それはもちろん、蜀の将との関わりも含まれるのだろう。蜀の武将たちは、自分たちの行いによって彼女の立場が危うくなったことへの後悔と共に、卑猥で鬼畜で背も胸も器も小さい暗君から助け出さねばならないという使命感を持つに至った。

 

「その相手がわざわざ首筋を見せてくれているのですから、ここは誘いに乗ってやるべきかと」

「それって罠じゃないのかー?」

 

いつもとは逆に、情報に無頓着な張飛の方が消極的だったりする。

 

「少なくとも、主力の将が城を空けているのは間違いない。

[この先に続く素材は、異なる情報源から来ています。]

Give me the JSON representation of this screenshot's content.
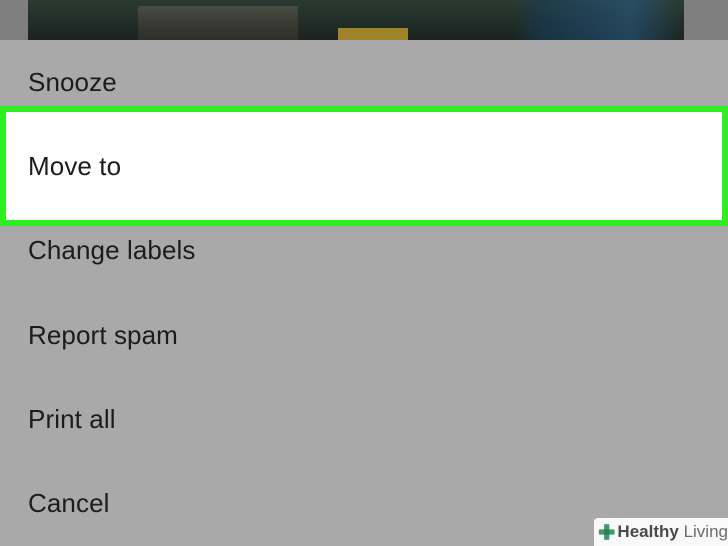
{
  "menu": {
    "items": [
      {
        "label": "Snooze"
      },
      {
        "label": "Move to"
      },
      {
        "label": "Change labels"
      },
      {
        "label": "Report spam"
      },
      {
        "label": "Print all"
      },
      {
        "label": "Cancel"
      }
    ],
    "highlighted_item": "Move to"
  },
  "watermark": {
    "brand_bold": "Healthy",
    "brand_light": "Living",
    "icon": "plus-cross-icon"
  },
  "colors": {
    "sheet_background": "#a9a9a9",
    "highlight_border": "#2fef23",
    "highlight_background": "#ffffff",
    "text": "#1c1c1c"
  }
}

聆がこちらの動きに気付いて引き返しているようだが……。それでも相手の戦力はこちらの二割にも満たない」

「ふむ……さすが聆殿は早い……。ただ、他の将は、伝令が出たとしても、今からだと到着するのは何日も後になるでしょうな」

「虎の穴に入らなければ虎の子は手に入りません。けれど、そこを乗り越える事が出来れば、得られるものはとても大きいはずです」

「うん……」

 

戦いに幾何かの躊躇いを残しつつも、劉備は頷いた。

 

「呂布、お主も良いな?」

「…………?」

 

呂布は答えない。否定的な考えが有るからとか、含みのある性格だからとかではない。ぼーっとしていたからだ。

 

「劉備殿!あなたが天下を取った暁には、恋殿との約束も守っていただけるのでしょうな!」

 

沈黙する呂布に代わり、陳宮がやかましく騒ぐ。足して割るべき。

 

「うん。戦で飼い主の居なくなった動物の国を作るんだよね?でも……森に近い城を一つ欲しいって……本当にそれだけでいいの?」

「…………あと、ごはん」

「そのくらいの食料を買うお金なら、呂布さんにお支払いする給金でどうとでもなるはずですよ」

「…………」

「ならばねね達もこの戦に力を貸すのです!」

 

呂布は納得してコクンと頷いた。それに陳宮もつづく。

しかし、諸葛亮は知らなかったのだ。

呂布本人の食費が国家予算を傾けかねないほど莫大であることを。




何か怖いかって、情報操作が怖いです。
情報操作が怖いです。
大切なことなので二度言いました。

頑張れ負けるな華琳さん。
修造動画でも見て元気出してください。